April 10 (Bloomberg) -- China is pushing forward on exchange-rate reforms in a “bold” fashion, while adopting a more gradual approach toward loosening controls over interest rates and capital markets, according to People’s Bank of China Deputy Governor Yi Gang.
While China should advance reforms on all three fronts, it is proceeding at different speeds to maintain financial stability, Yi said at a panel hosted by Johns Hopkins University’s School of Advanced International Studies in Washington.
“You can push all three simultaneously, keeping in mind the relationship among the three and make your program feasible and efficient,” Yi said. “In my mind, there’s a sequence. You have to, in a bold fashion, liberalize the exchange rate and make the exchange rate much more flexible.
‘‘You can do some cautious, step-by-step interest rate liberalization, at the same time you can do some gradual capital account convertibility. You cannot open the capital account overnight.’’
Yi laid out the framework for China’s financial reforms as the government pledges to undertake the most sweeping economic overhaul in two decades amid the slowest growth since 1990. Beijing unveiled a plan today to allow overseas investors to buy mainland shares through Hong Kong, a further step to reduce capital controls after it widened the trading band for the yuan last month.
Central bank Governor Zhou Xiaochuan said last month that deposit rates will be liberalized within two years, the final step of interest-rate reform. People’s Bank of China removed a limit on the lending rate in 2013.
Yi acknowledged that China doesn’t have the right conditions yet to remove its control on the interest-rate market completely. Local governments, without budget constraints, tend to borrow at will regardless of the level of interest rates.
‘‘Even with very high interest rates, they can still borrow, which means you are not ready for interest-rate liberalization yet,” said Yi. “I borrow the money. Who will pay in the future, I don’t care. They are not responding to the interest rate signal.”
Interest-rate liberalization will also lead to higher borrowing costs, slowing the economy which is already under “downward pressure,” he said.
A government report today showed that China’s exports and imports unexpectedly fell in March. The economy probably grew 7.4 percent last quarter from a year earlier, on track for the slowest annual expansion since 1990, according to analysts surveyed by Bloomberg News in March.

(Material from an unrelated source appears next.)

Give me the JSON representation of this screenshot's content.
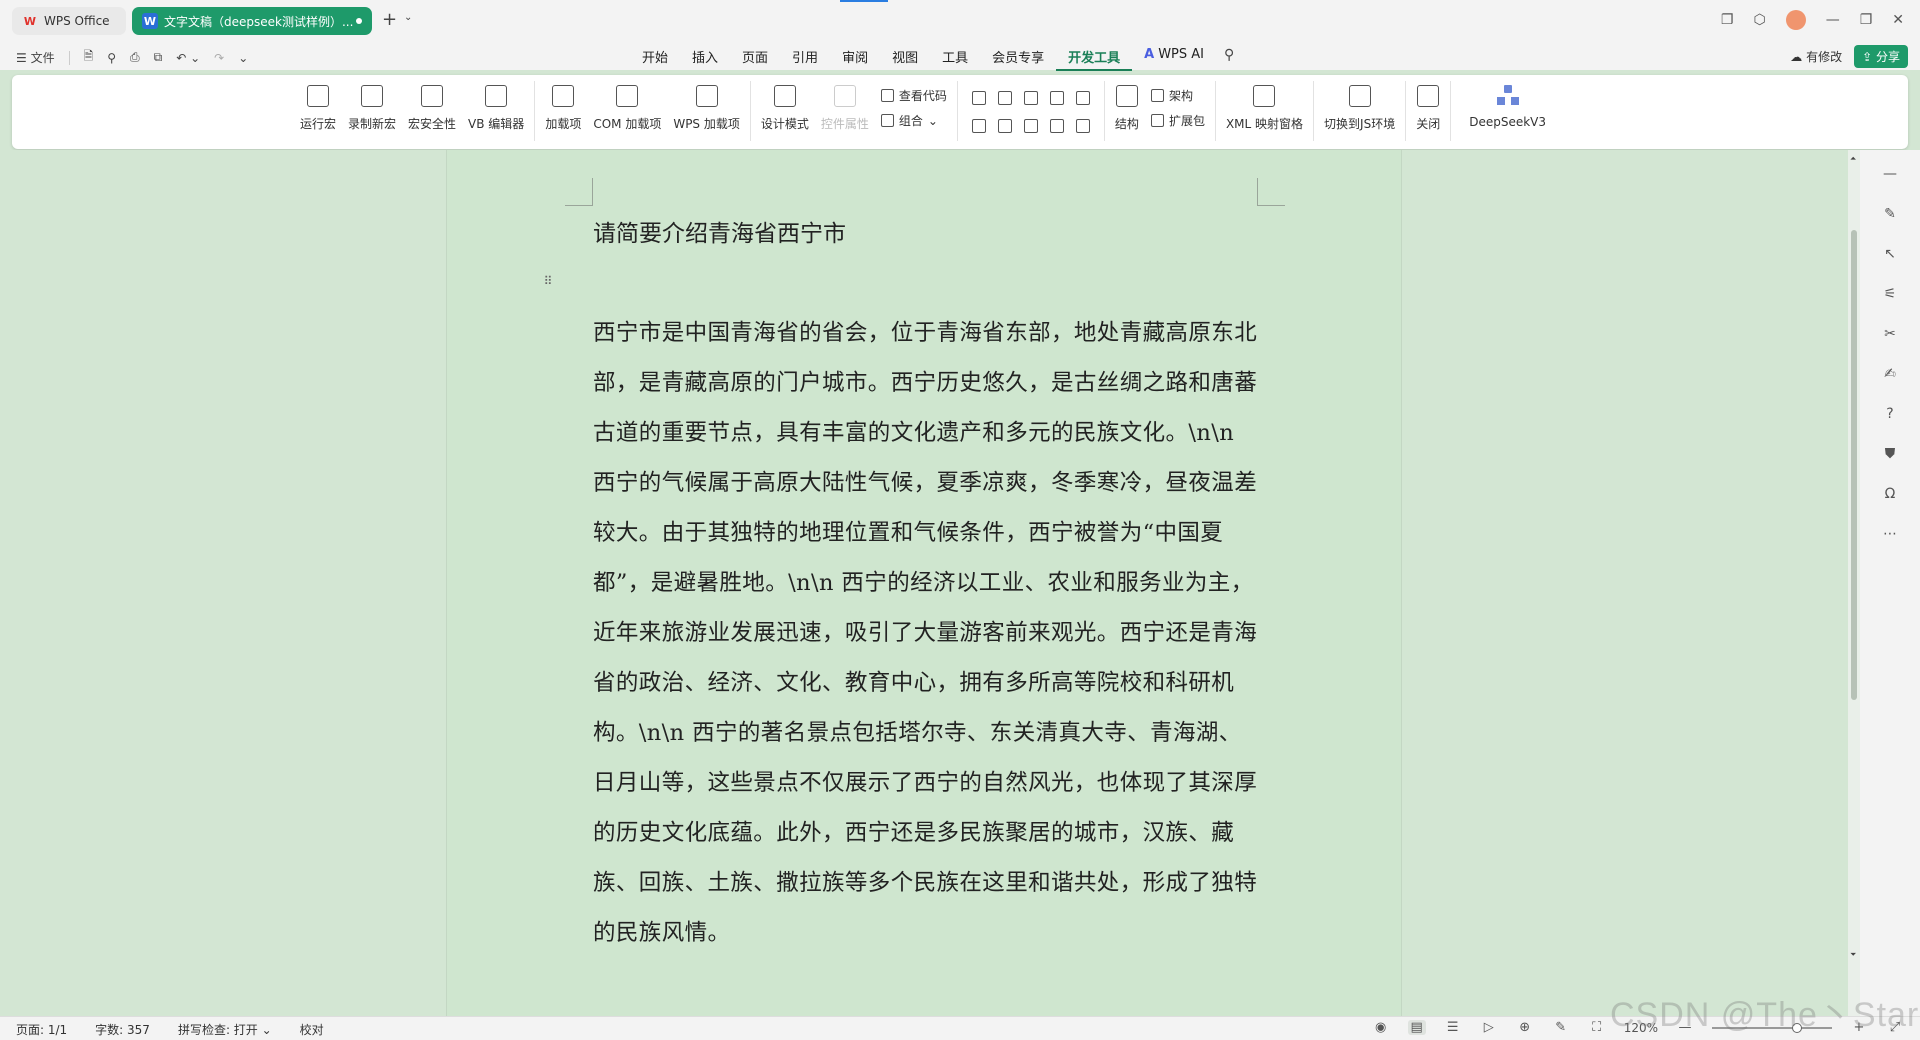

Yi reiterated that policy makers plan to establish a deposit insurance program this year, a “very important infrastructure for continued liberalization of interest rates.”
Commenting on the yuan, Yi said that the recent currency volatility is “normal.”
The yuan, also known as renminbi, lost a record 2.6 percent in the first quarter, after gaining 33 percent since 2005, sparking speculation the central bank engineered the decline to discourage speculators. Last month, the PBOC doubled to 2 percent the range in which the yuan can trade on either side of a daily reference rate.
“My forecast is that in the future, renminbi flexibility will increase and it will float in both ways, not like before, it was always a one-way direction,” Yi said. “In the future, two-way fluctuation will be a normal situation.”
Yi also said policy markers haven’t set a timetable for the full convertibility of the capital account. He warned that a rush to open up the capital market with a fixed exchange-rate regime would lead to a financial “disaster” similar to the Asian financial crisis in the late 1990s.